The central legal issue before the Court was whether the expenditure incurred by Caltex in acquiring shares in AOR constituted a capital outlay or a revenue outlay. If it was a capital outlay, it would not be deductible under section 51(1). If it was a revenue outlay, it would be deductible. The Court was required to determine the character of the expenditure in light of Caltex's business operations and the purpose for which the shares were acquired.
The Court reasoned that the expenditure was of a capital nature. It was not an expense incurred in the ordinary course of Caltex's business of selling petroleum products. Instead, the acquisition of shares in AOR represented an investment in a separate enterprise, the purpose of which was to secure the establishment of a refinery that would supply Caltex with refined products. This was seen as an enduring advantage or asset for Caltex, rather than an expense of carrying on its existing business. The Court applied the principle that expenditure which is made to acquire or improve a profit-making structure or apparatus is capital, whereas expenditure which is made in the process of operating that structure or apparatus is revenue.
The High Court dismissed Caltex's appeal, upholding the Commissioner's assessment.
The central legal issue before the Court was whether the expenditure incurred by Caltex in acquiring shares in AOR constituted a capital outlay or a revenue outlay. If it was a capital outlay, it would not be deductible under section 51(1). If it was a revenue outlay, it would be deductible. The Court was required to determine the character of the expenditure in light of Caltex's business operations and the purpose for which the shares were acquired.
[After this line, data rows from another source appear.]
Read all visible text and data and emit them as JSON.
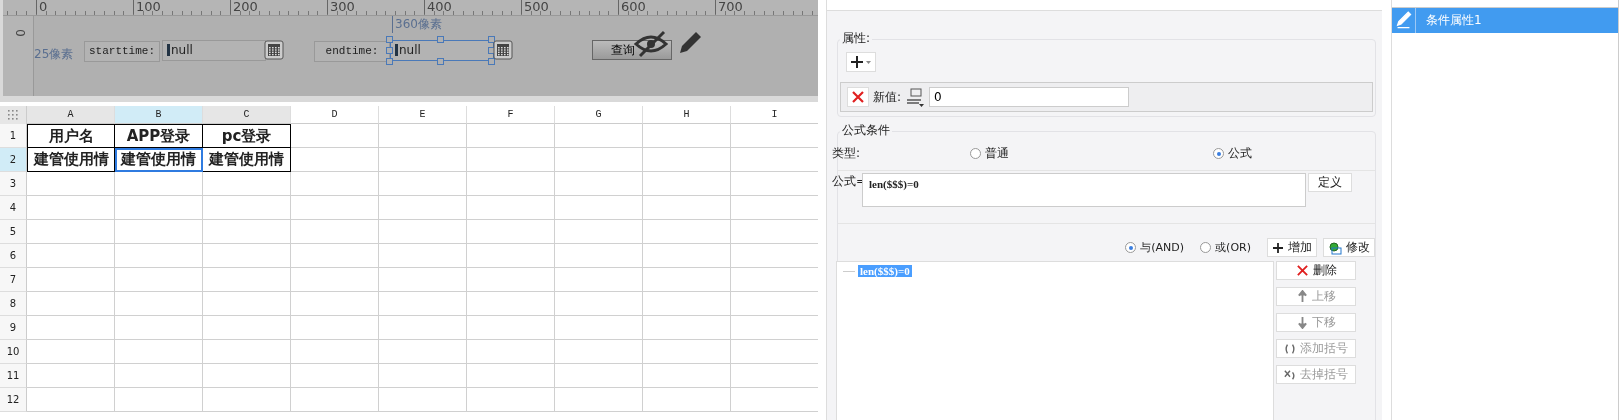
{
  "ruler": {
    "ticks": [
      "0",
      "100",
      "200",
      "300",
      "400",
      "500",
      "600",
      "700"
    ],
    "side_tick": "0"
  },
  "canvas": {
    "width_label": "360像素",
    "height_label": "25像素",
    "params": [
      {
        "label": "starttime:",
        "value": "null",
        "selected": false
      },
      {
        "label": "endtime:",
        "value": "null",
        "selected": true
      }
    ],
    "query_button": "查询"
  },
  "sheet": {
    "columns": [
      {
        "label": "A",
        "selected": false
      },
      {
        "label": "B",
        "selected": true
      },
      {
        "label": "C",
        "selected": false
      },
      {
        "label": "D",
        "selected": false
      },
      {
        "label": "E",
        "selected": false
      },
      {
        "label": "F",
        "selected": false
      },
      {
        "label": "G",
        "selected": false
      },
      {
        "label": "H",
        "selected": false
      },
      {
        "label": "I",
        "selected": false
      }
    ],
    "rows": [
      {
        "number": "1",
        "selected": false,
        "cells": [
          {
            "text": "用户名",
            "selected": false
          },
          {
            "text": "APP登录",
            "selected": false
          },
          {
            "text": "pc登录",
            "selected": false
          }
        ]
      },
      {
        "number": "2",
        "selected": true,
        "cells": [
          {
            "text": "建管使用情",
            "selected": false
          },
          {
            "text": "建管使用情",
            "selected": true
          },
          {
            "text": "建管使用情",
            "selected": false
          }
        ]
      },
      {
        "number": "3",
        "selected": false
      },
      {
        "number": "4",
        "selected": false
      },
      {
        "number": "5",
        "selected": false
      },
      {
        "number": "6",
        "selected": false
      },
      {
        "number": "7",
        "selected": false
      },
      {
        "number": "8",
        "selected": false
      },
      {
        "number": "9",
        "selected": false
      },
      {
        "number": "10",
        "selected": false
      },
      {
        "number": "11",
        "selected": false
      },
      {
        "number": "12",
        "selected": false
      }
    ]
  },
  "properties": {
    "title": "属性:",
    "new_value_label": "新值:",
    "new_value": "0"
  },
  "formula_condition": {
    "title": "公式条件",
    "type_label": "类型:",
    "types": [
      {
        "label": "普通",
        "selected": false
      },
      {
        "label": "公式",
        "selected": true
      }
    ],
    "formula_label": "公式=",
    "formula": "len($$$)=0",
    "define_button": "定义",
    "logic": [
      {
        "label": "与(AND)",
        "selected": true
      },
      {
        "label": "或(OR)",
        "selected": false
      }
    ],
    "add_button": "增加",
    "modify_button": "修改",
    "conditions": [
      {
        "text": "len($$$)=0",
        "selected": true
      }
    ],
    "actions": [
      {
        "kind": "delete",
        "label": "删除",
        "disabled": false
      },
      {
        "kind": "up",
        "label": "上移",
        "disabled": true
      },
      {
        "kind": "down",
        "label": "下移",
        "disabled": true
      },
      {
        "kind": "add-bracket",
        "label": "添加括号",
        "disabled": true
      },
      {
        "kind": "remove-bracket",
        "label": "去掉括号",
        "disabled": true
      }
    ]
  },
  "condition_list": {
    "items": [
      {
        "label": "条件属性1",
        "selected": true
      }
    ]
  }
}
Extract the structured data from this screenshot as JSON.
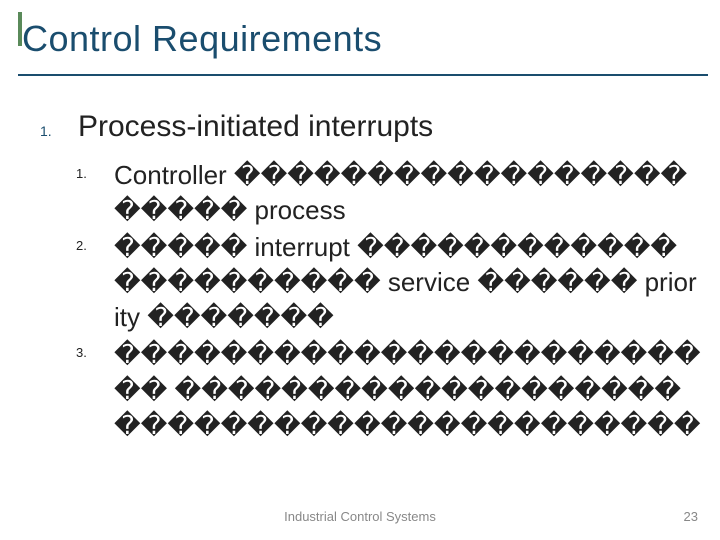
{
  "slide": {
    "title": "Control Requirements",
    "level1": {
      "num": "1.",
      "text": "Process-initiated interrupts"
    },
    "level2": [
      {
        "num": "1.",
        "text": "Controller ���������������������� process"
      },
      {
        "num": "2.",
        "text": "����� interrupt ���������������������� service ������ priority �������"
      },
      {
        "num": "3.",
        "text": "������������������������ ������������������� ����������������������"
      }
    ],
    "footer": "Industrial Control Systems",
    "page": "23"
  }
}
The Court reasoned that the expenditure was of a capital nature. It was not an expense incurred in the ordinary course of Caltex's business of selling petroleum products. Instead, the acquisition of shares in AOR represented an investment in a separate enterprise, the purpose of which was to secure the establishment of a refinery that would supply Caltex with refined products. This was seen as an enduring advantage or asset for Caltex, rather than an expense of carrying on its existing business. The Court applied the principle that expenditure which is made to acquire or improve a profit-making structure or apparatus is capital, whereas expenditure which is made in the process of operating that structure or apparatus is revenue.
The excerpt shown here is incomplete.